Sony also must realize when a franchise should be discontinued. God of War: Ascension appeared like a God of War title no one wanted to play, while many of Ratchet and Clank games released in this generation were far low in quality from the Ratchet and Clank games of the PS2 era. Rather than spending cash into franchises that could use a rest, Sony could take that money and deploy it in exclusive titles from promising third-parties, or it could even take a chance and self-produce some new franchises of its own. The enticement to keep profiting from a franchise with a dedicated fanbase is obviously great, but by releasing title after title, you end up alienating players who have fond reminiscences with the series. Regrettably, many of those won't be coming back when it has finally worked out how to bring something fresh and exciting to the franchise.
Sony should also check out the Japanese games more regularly for the next generation. Currently, there is a lot of curiosity about Japanese games: Persona, Xenoblade, The Last Story, Pandora's Tower and obviously Ni No Kuni, every one of them have been sprouting up throughout the U.S. This also gives Sony an edge over Microsoft, as Japanese programmers aren't creating too many titles for the Xbox 360. Till Microsoft understands how to successfully undertake the Japanese market, Sony will be left with a deluge of unique and exciting Japanese titles for its own console.
Sony should also focus on Indies in the next generation.

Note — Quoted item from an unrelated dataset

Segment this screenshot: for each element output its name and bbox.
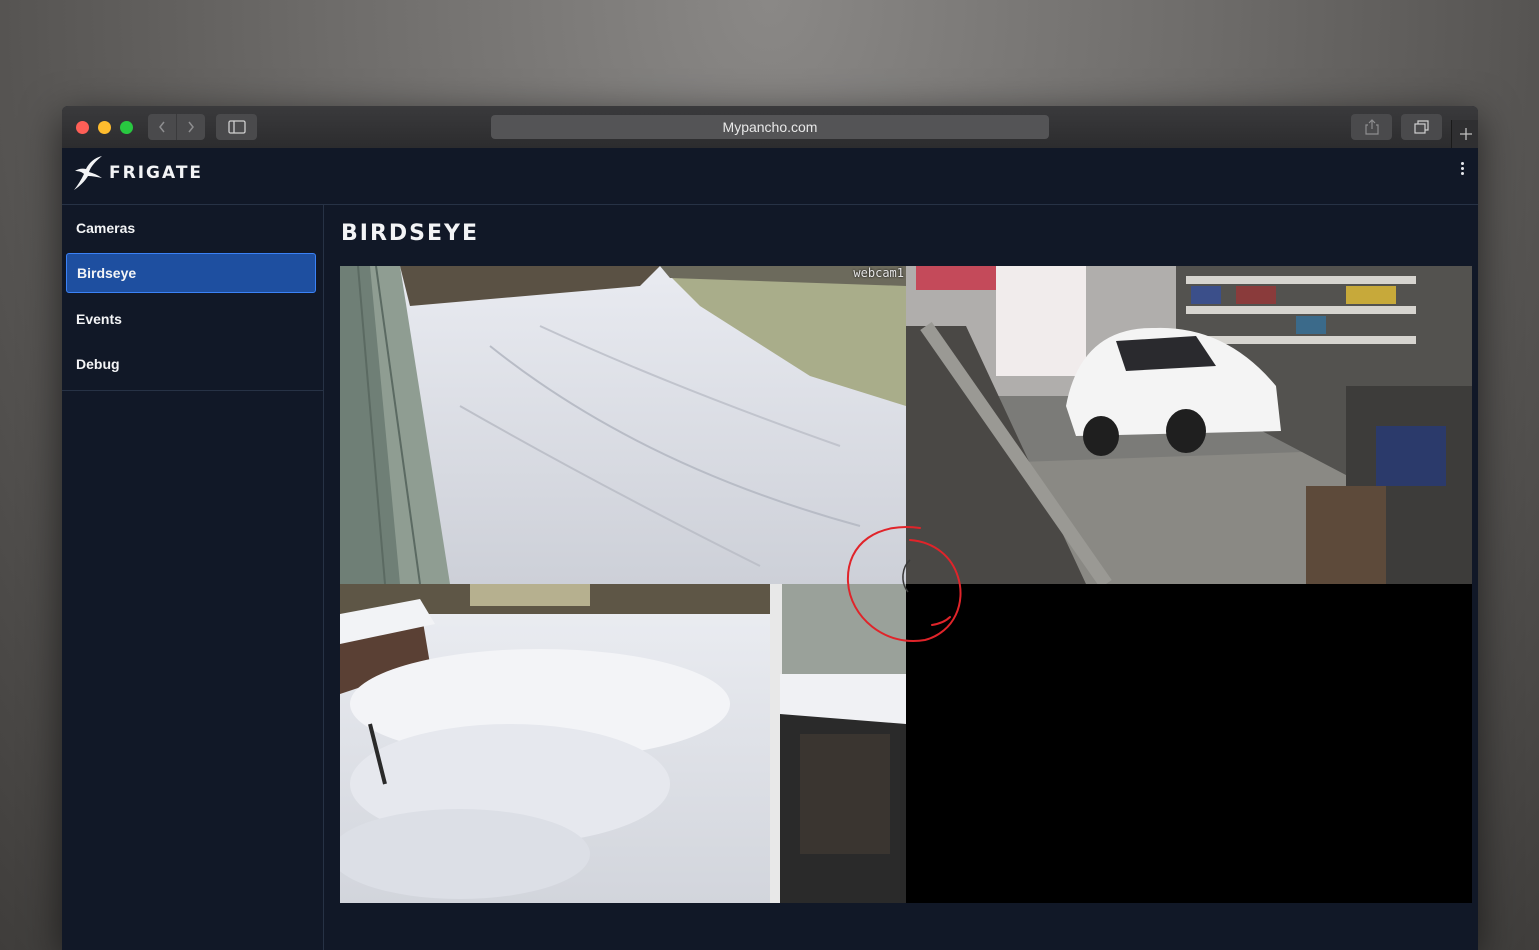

PSN is already an excellent destination to locate Indie games, nonetheless, they tend to be pretty much on par with the choices at Xbox Live. It needs to improve that with the PS4. Sony must work on capturing a bigger share of Indie games. It needs to create PSN a destination, where it can attempt new and different things. Sony is already performing much better than Microsoft in the online market area, but I'd like to see it take even more risks with PSN down the road.

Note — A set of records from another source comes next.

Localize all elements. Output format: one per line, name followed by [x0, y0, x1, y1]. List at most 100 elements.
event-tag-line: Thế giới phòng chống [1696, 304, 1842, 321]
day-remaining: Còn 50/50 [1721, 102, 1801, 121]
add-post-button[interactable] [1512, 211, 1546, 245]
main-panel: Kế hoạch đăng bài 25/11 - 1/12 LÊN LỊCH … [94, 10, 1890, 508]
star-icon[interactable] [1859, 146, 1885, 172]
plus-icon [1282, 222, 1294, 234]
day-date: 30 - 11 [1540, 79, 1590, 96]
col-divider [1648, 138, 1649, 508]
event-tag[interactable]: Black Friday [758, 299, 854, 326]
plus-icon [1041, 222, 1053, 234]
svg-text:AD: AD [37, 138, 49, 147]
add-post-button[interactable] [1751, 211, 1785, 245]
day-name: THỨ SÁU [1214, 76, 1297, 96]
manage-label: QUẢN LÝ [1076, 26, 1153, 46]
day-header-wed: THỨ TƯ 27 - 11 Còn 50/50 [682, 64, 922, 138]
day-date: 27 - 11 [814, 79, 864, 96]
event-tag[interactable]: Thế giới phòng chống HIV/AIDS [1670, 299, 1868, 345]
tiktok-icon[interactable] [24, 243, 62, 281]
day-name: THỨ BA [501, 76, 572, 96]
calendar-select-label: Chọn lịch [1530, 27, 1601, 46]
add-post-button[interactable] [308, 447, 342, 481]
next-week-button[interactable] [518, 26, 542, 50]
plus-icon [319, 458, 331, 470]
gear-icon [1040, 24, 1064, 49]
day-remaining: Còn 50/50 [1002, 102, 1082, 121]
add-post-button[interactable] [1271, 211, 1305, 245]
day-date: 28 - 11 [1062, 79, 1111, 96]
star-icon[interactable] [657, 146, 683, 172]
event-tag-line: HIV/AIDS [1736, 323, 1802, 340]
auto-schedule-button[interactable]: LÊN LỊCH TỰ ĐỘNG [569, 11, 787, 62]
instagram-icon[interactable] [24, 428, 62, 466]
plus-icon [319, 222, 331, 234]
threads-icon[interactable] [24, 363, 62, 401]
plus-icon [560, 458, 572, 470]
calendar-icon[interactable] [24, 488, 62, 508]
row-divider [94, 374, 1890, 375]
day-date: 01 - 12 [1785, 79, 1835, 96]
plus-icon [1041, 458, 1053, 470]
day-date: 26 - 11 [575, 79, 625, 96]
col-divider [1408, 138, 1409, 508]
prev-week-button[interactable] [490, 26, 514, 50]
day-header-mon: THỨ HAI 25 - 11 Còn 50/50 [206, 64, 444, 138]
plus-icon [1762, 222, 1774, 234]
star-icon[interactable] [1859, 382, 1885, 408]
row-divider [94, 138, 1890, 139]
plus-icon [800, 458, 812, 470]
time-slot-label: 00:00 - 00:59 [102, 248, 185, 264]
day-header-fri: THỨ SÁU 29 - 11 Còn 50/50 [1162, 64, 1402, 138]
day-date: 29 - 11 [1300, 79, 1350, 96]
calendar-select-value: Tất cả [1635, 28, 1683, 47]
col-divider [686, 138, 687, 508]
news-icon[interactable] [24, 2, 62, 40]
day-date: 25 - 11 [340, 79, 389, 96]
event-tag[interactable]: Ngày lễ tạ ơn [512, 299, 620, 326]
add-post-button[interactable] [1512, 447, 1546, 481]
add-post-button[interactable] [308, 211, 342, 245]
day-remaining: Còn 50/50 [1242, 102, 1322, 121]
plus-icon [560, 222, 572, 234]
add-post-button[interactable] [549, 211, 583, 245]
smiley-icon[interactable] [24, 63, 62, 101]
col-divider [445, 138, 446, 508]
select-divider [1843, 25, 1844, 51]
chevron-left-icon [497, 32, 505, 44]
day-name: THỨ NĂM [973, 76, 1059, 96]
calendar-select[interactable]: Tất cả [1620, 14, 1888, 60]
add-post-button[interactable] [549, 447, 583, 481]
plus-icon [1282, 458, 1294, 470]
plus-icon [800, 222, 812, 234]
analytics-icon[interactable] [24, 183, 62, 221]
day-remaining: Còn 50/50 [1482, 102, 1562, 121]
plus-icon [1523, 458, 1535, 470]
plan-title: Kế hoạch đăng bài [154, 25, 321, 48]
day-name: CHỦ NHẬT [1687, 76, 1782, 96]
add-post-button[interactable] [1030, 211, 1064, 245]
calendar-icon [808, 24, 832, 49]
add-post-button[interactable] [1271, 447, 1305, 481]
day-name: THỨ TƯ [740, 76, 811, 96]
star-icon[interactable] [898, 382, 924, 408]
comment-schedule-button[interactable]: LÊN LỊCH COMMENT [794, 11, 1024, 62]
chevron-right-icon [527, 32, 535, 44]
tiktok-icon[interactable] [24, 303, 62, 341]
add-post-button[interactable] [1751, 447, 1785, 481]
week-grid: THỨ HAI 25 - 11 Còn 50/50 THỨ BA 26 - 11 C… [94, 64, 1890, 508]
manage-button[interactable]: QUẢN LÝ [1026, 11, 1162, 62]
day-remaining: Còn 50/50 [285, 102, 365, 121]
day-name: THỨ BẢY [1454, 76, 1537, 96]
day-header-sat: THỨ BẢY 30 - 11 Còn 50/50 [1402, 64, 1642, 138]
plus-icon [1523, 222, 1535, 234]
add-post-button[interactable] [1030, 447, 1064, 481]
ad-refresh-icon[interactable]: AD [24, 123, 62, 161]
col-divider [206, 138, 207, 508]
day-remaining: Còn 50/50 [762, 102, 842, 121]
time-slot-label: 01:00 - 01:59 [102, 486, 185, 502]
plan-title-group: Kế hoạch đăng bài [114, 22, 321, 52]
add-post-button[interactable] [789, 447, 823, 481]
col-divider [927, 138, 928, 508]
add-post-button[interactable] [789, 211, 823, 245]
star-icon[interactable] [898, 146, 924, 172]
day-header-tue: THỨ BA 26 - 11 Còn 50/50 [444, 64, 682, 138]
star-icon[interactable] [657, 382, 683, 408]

More than anything else, Sony should admit when things are not working in its favor. When you introduce a device like Move or PS Vita and it doesn't do well, the proper plan of action is not to pretend everything is okay. Move is no doubt a cool peripheral, and when compared with other motion control peripherals, I think it has the Nintendo's Wii remote and Xbox's Kinect beat. Nevertheless, that doesn't make much a difference when there aren't any games for it. The same holds true for the PS Vita. It's an outstanding portable device, yet, it's not doing well, as no one's purchasing it and no one's making games for it.

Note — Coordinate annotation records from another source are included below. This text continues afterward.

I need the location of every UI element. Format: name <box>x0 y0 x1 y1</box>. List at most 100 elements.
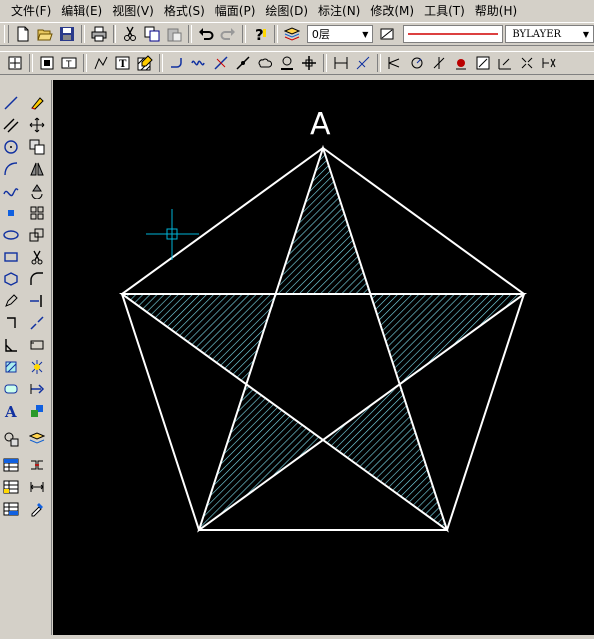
standard-toolbar: ? 0层 ▼ BYLAYER ▼ <box>0 22 594 46</box>
cloud-icon[interactable] <box>254 52 276 74</box>
move-arrows-icon[interactable] <box>26 114 48 136</box>
paste-icon[interactable] <box>163 23 185 45</box>
dim-continue-icon[interactable] <box>516 52 538 74</box>
layer-icon[interactable] <box>281 23 303 45</box>
dim-angular-icon[interactable] <box>384 52 406 74</box>
menu-modify[interactable]: 修改(M) <box>365 2 419 19</box>
menu-view[interactable]: 视图(V) <box>107 2 159 19</box>
chevron-down-icon: ▼ <box>582 29 590 39</box>
fillet-arc-icon[interactable] <box>26 268 48 290</box>
left-toolbars: A <box>0 80 52 635</box>
fillet-icon[interactable] <box>166 52 188 74</box>
polygon-icon[interactable] <box>0 268 22 290</box>
undo-icon[interactable] <box>195 23 217 45</box>
layer-dropdown[interactable]: 0层 ▼ <box>306 25 374 43</box>
ellipse-icon[interactable] <box>0 224 22 246</box>
drawing-canvas[interactable]: A <box>53 80 594 635</box>
scissors-icon[interactable] <box>26 246 48 268</box>
crosshair-cursor <box>146 209 199 260</box>
save-icon[interactable] <box>56 23 78 45</box>
explode-icon[interactable] <box>26 356 48 378</box>
cut-icon[interactable] <box>119 23 141 45</box>
menu-dimension[interactable]: 标注(N) <box>313 2 365 19</box>
break-icon[interactable] <box>232 52 254 74</box>
block-icon[interactable] <box>276 52 298 74</box>
dim-diameter-icon[interactable] <box>428 52 450 74</box>
angle-icon[interactable] <box>0 334 22 356</box>
svg-text:A: A <box>4 403 17 419</box>
array-icon[interactable] <box>26 202 48 224</box>
menu-draw[interactable]: 绘图(D) <box>260 2 313 19</box>
hatch-box-icon[interactable] <box>0 356 22 378</box>
svg-text:T: T <box>65 60 72 70</box>
new-file-icon[interactable] <box>12 23 34 45</box>
extend-icon[interactable] <box>26 290 48 312</box>
table3-icon[interactable] <box>0 498 22 520</box>
menu-file[interactable]: 文件(F) <box>6 2 56 19</box>
dim-radius-icon[interactable] <box>406 52 428 74</box>
layer-change-icon[interactable] <box>26 400 48 422</box>
spline-icon[interactable] <box>0 180 22 202</box>
dim-baseline-icon[interactable] <box>494 52 516 74</box>
open-folder-icon[interactable] <box>34 23 56 45</box>
break-line-icon[interactable] <box>26 312 48 334</box>
linetype-icon[interactable] <box>377 23 399 45</box>
text-edit-icon[interactable]: T <box>112 52 134 74</box>
eraser-icon[interactable] <box>26 92 48 114</box>
menu-layout[interactable]: 幅面(P) <box>210 2 261 19</box>
pencil-icon[interactable] <box>0 290 22 312</box>
menu-help[interactable]: 帮助(H) <box>470 2 522 19</box>
dim-leader-icon[interactable] <box>472 52 494 74</box>
vertex-label-a: A <box>310 107 331 142</box>
menu-format[interactable]: 格式(S) <box>159 2 210 19</box>
linetype-dropdown[interactable]: BYLAYER ▼ <box>505 25 594 43</box>
align-icon[interactable] <box>26 378 48 400</box>
polyline-edit-icon[interactable] <box>90 52 112 74</box>
rectangle-icon[interactable] <box>0 246 22 268</box>
measure-icon[interactable] <box>26 476 48 498</box>
text-icon[interactable]: A <box>0 400 22 422</box>
svg-text:T: T <box>119 59 127 70</box>
zoom-window-icon[interactable] <box>4 52 26 74</box>
copy-objects-icon[interactable] <box>26 136 48 158</box>
dim-edit-icon[interactable] <box>538 52 560 74</box>
toolbar-grip[interactable] <box>4 25 9 43</box>
double-line-icon[interactable] <box>0 114 22 136</box>
text-style-icon[interactable]: T <box>58 52 80 74</box>
join-icon[interactable] <box>26 454 48 476</box>
layer-props-icon[interactable] <box>26 428 48 450</box>
print-icon[interactable] <box>88 23 110 45</box>
region-icon[interactable] <box>0 378 22 400</box>
rotate-icon[interactable] <box>26 180 48 202</box>
eyedropper-icon[interactable] <box>26 498 48 520</box>
arc-icon[interactable] <box>0 158 22 180</box>
table-icon[interactable] <box>0 454 22 476</box>
move-icon[interactable] <box>298 52 320 74</box>
hatched-point-left <box>122 294 277 385</box>
stretch-icon[interactable] <box>26 334 48 356</box>
bracket-icon[interactable] <box>0 312 22 334</box>
dim-ordinate-icon[interactable] <box>450 52 472 74</box>
dim-linear-icon[interactable] <box>330 52 352 74</box>
wave-icon[interactable] <box>188 52 210 74</box>
chevron-down-icon: ▼ <box>362 29 369 39</box>
menu-tools[interactable]: 工具(T) <box>419 2 470 19</box>
color-line-dropdown[interactable] <box>403 25 504 43</box>
point-icon[interactable] <box>0 202 22 224</box>
hatch-edit-icon[interactable] <box>134 52 156 74</box>
line-icon[interactable] <box>0 92 22 114</box>
trim-icon[interactable] <box>210 52 232 74</box>
table2-icon[interactable] <box>0 476 22 498</box>
hatched-point-bottom-right <box>323 385 447 530</box>
hatched-point-bottom-left <box>199 385 323 530</box>
mirror-icon[interactable] <box>26 158 48 180</box>
circle-icon[interactable] <box>0 136 22 158</box>
scale-icon[interactable] <box>26 224 48 246</box>
help-icon[interactable]: ? <box>249 23 271 45</box>
menu-edit[interactable]: 编辑(E) <box>56 2 107 19</box>
zoom-all-icon[interactable] <box>36 52 58 74</box>
insert-icon[interactable] <box>0 428 22 450</box>
redo-icon[interactable] <box>217 23 239 45</box>
dim-aligned-icon[interactable] <box>352 52 374 74</box>
copy-icon[interactable] <box>141 23 163 45</box>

Consequently, Sony needs to get more innovative and shake things up a bit. If things go down, staying the course doesn't help. If something isn't working with the PS4, Sony can't just completely abandon that issue and hope it gets better on the promise of cool things to come. I'm not totally sure how you fix the down sides of the Vita, but I'm sure that Sony's present strategy for coping with these issues isn't working. It shouldn't let that happen with the much awaited PS4. To put it succinctly:
Sony's Real Test Will Begin After The Launch Of PS4.